Even if SV were the best place to be an engineer, it's hard to imagine it being worth sacrificing 300 hours per year.
A 10 minute commute is 25% of that, which is 75 hours per year, which is still a lot. But for me, there is a huge psychological difference between a 10 minute commute vs 40.
Cutting commutes up into hours per year doesn't seem all that useful. Lots of stuff takes up what sounds like ridiculous amounts of time if you look at it like that. I'd rather look at it in terms of your day.
If you plan to spend 8-9ish hours actually working, and another 10 per day on sleeping, eating, shower, and other such necessities, that leaves about 5 hours of real free time. A hour and a half a day of commute time is a pretty solid cut into that. 20 minutes of commute time is hardly noticable. Personally, I'd sooner take the 10 minute commute and have that mental seperation between work time and off time than have an extra 20 minutes a day and work at home.
I've done a not-quite-so-bad commute, Seattle to Redmond, only 20-40 minutes on the way to work, 50-70 minutes on the way home. I found it soul-crushing. Most of the wait on the way home was in the line to get on the freeway. I became a worse person, unwilling to let other cars merge in, always assuming the worst of other drivers.
Currently I have a 20 minute pleasant bus commute to work, and I wouldn't go back to that commute. For me, it wasn't worth it.

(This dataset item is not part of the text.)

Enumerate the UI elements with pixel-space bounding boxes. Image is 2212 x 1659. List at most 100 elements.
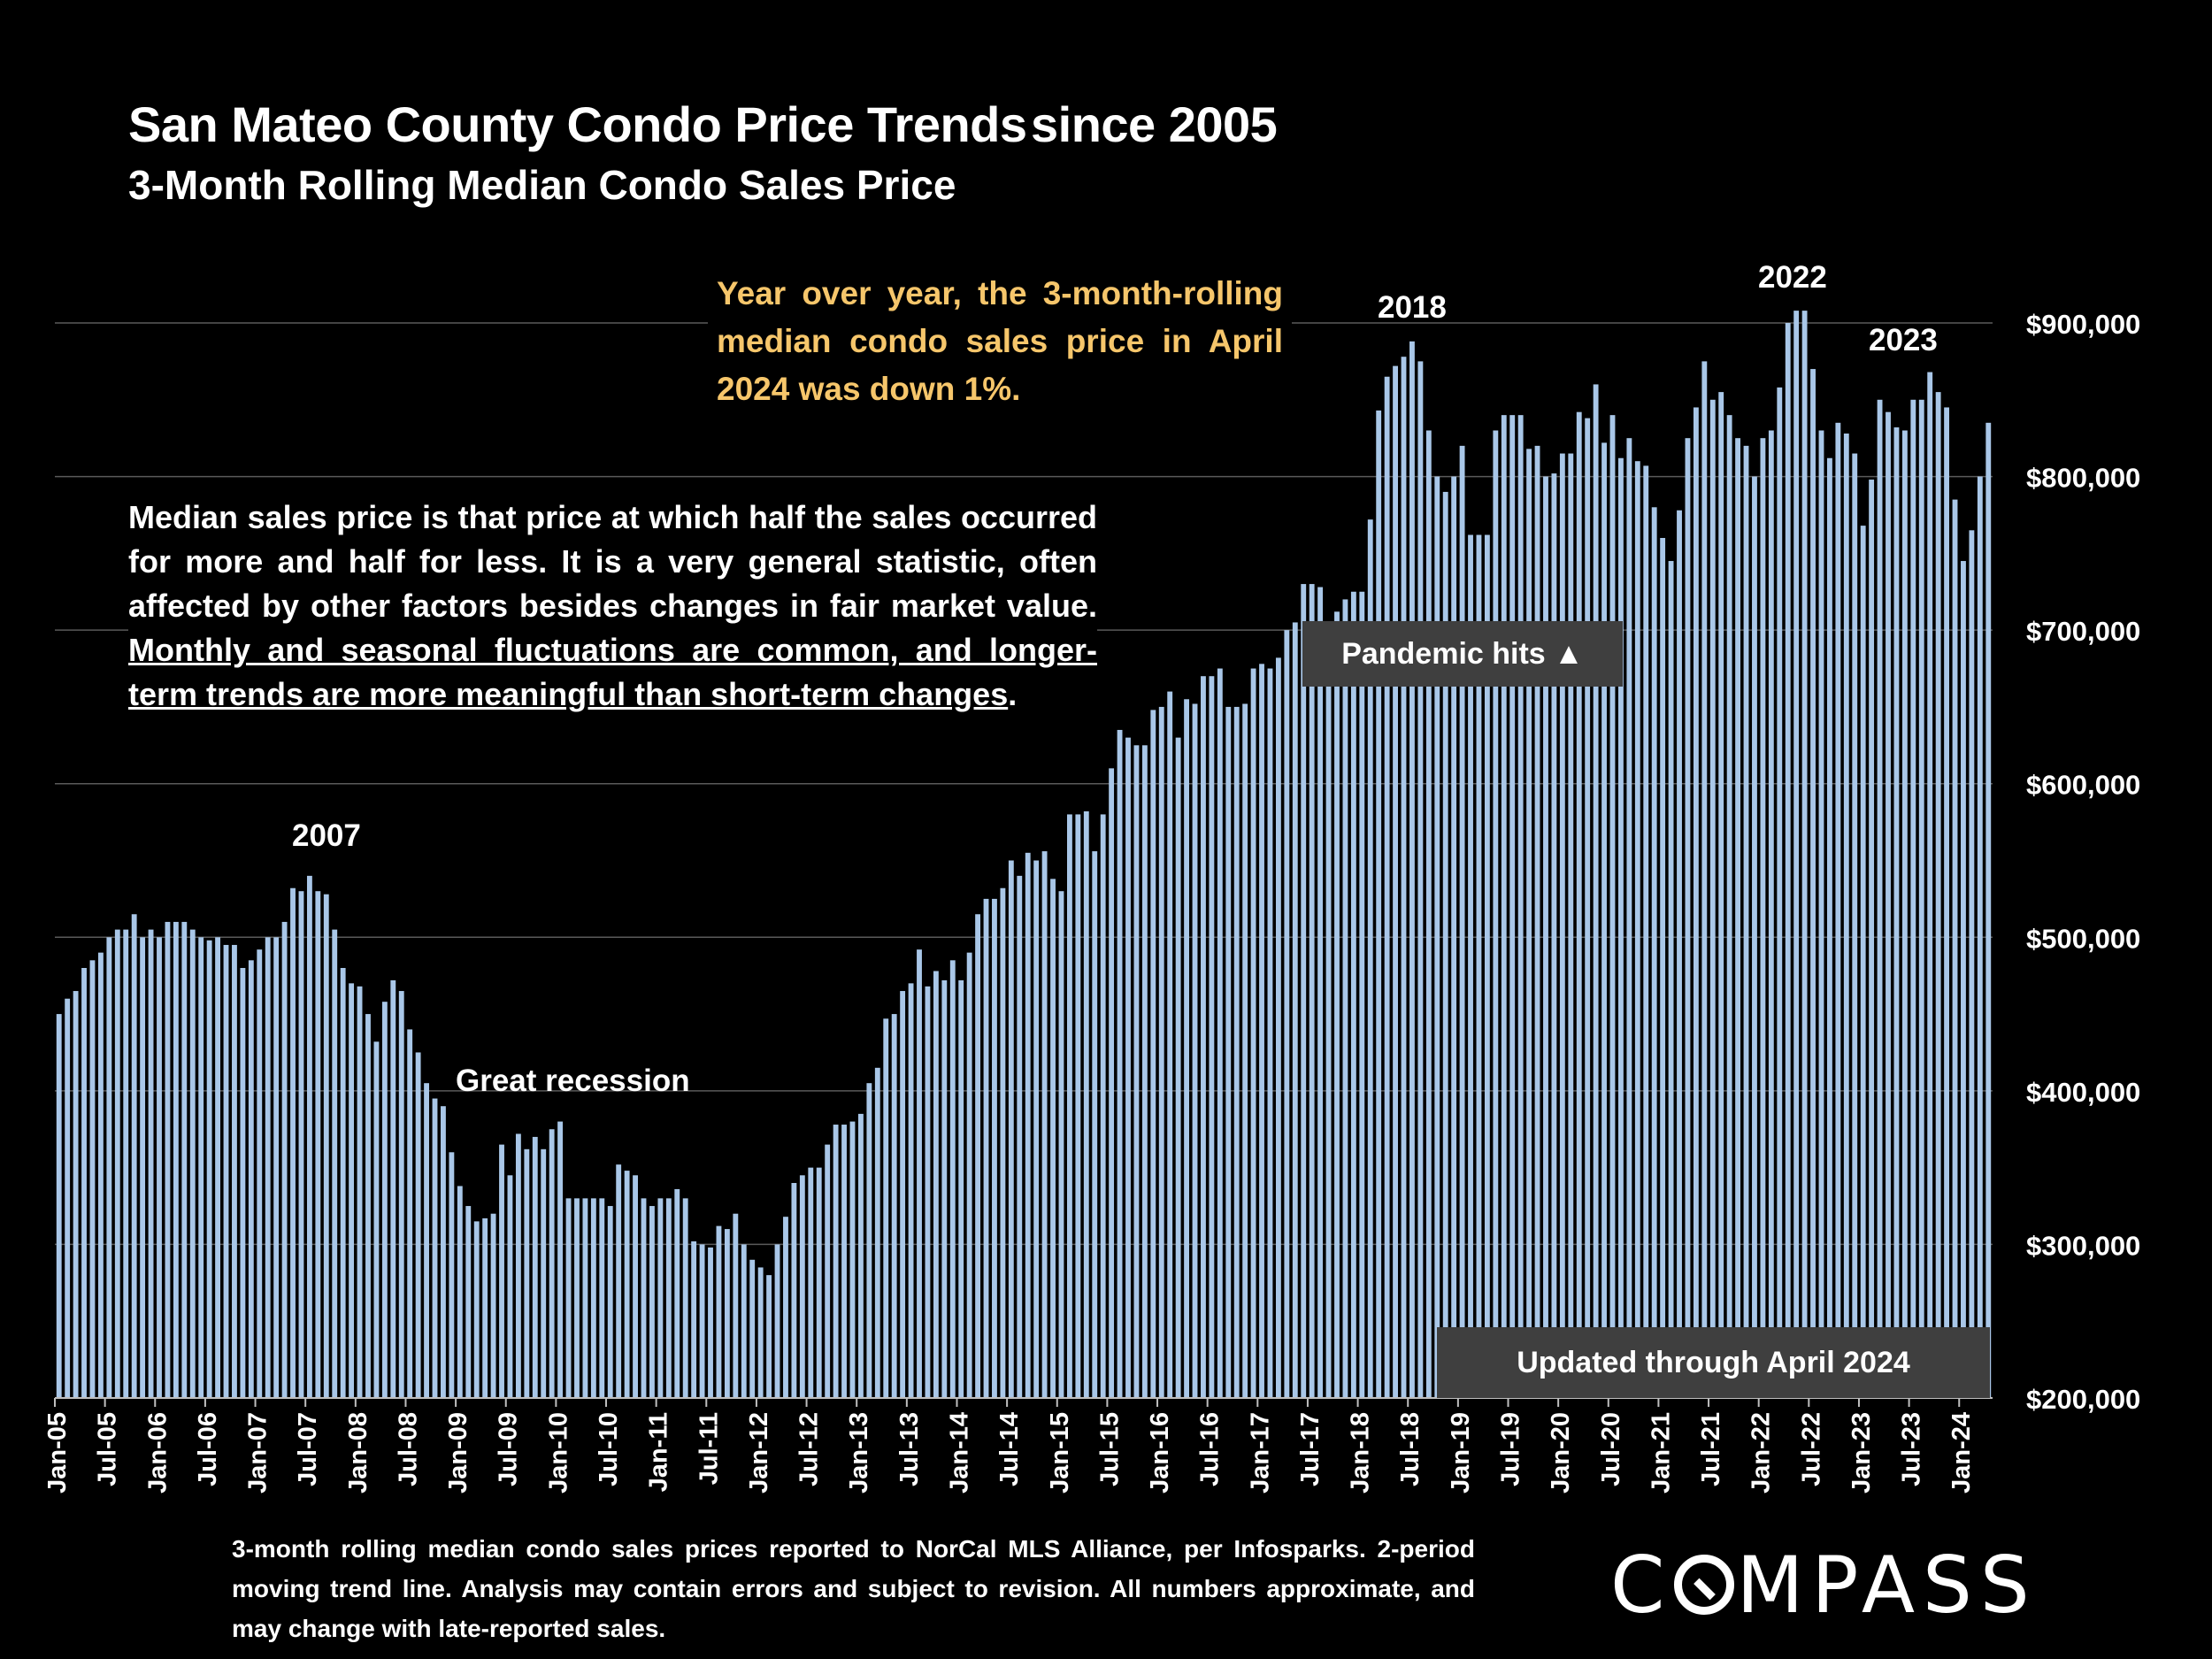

For about six months I commuted from south San Jose to Mountain View. It was a fucking nightmare. I will never in my life live in a situation that requires such a commute.
Of course, now I live in the midwest and am hating the weather. My commute? Not so bad. But I miss the weather.
I came to the conclusion last time I was visiting SV that Northern California actually has terrible weather, everyone there just calls it 'traffic.' ;)
Even if SV were the best place to be an engineer, it's hard to imagine it being worth sacrificing 300 hours per year.
A 10 minute commute is 25% of that, which is 75 hours per year, which is still a lot. But for me, there is a huge psychological difference between a 10 minute commute vs 40.
Is it worth it? What are the benefits?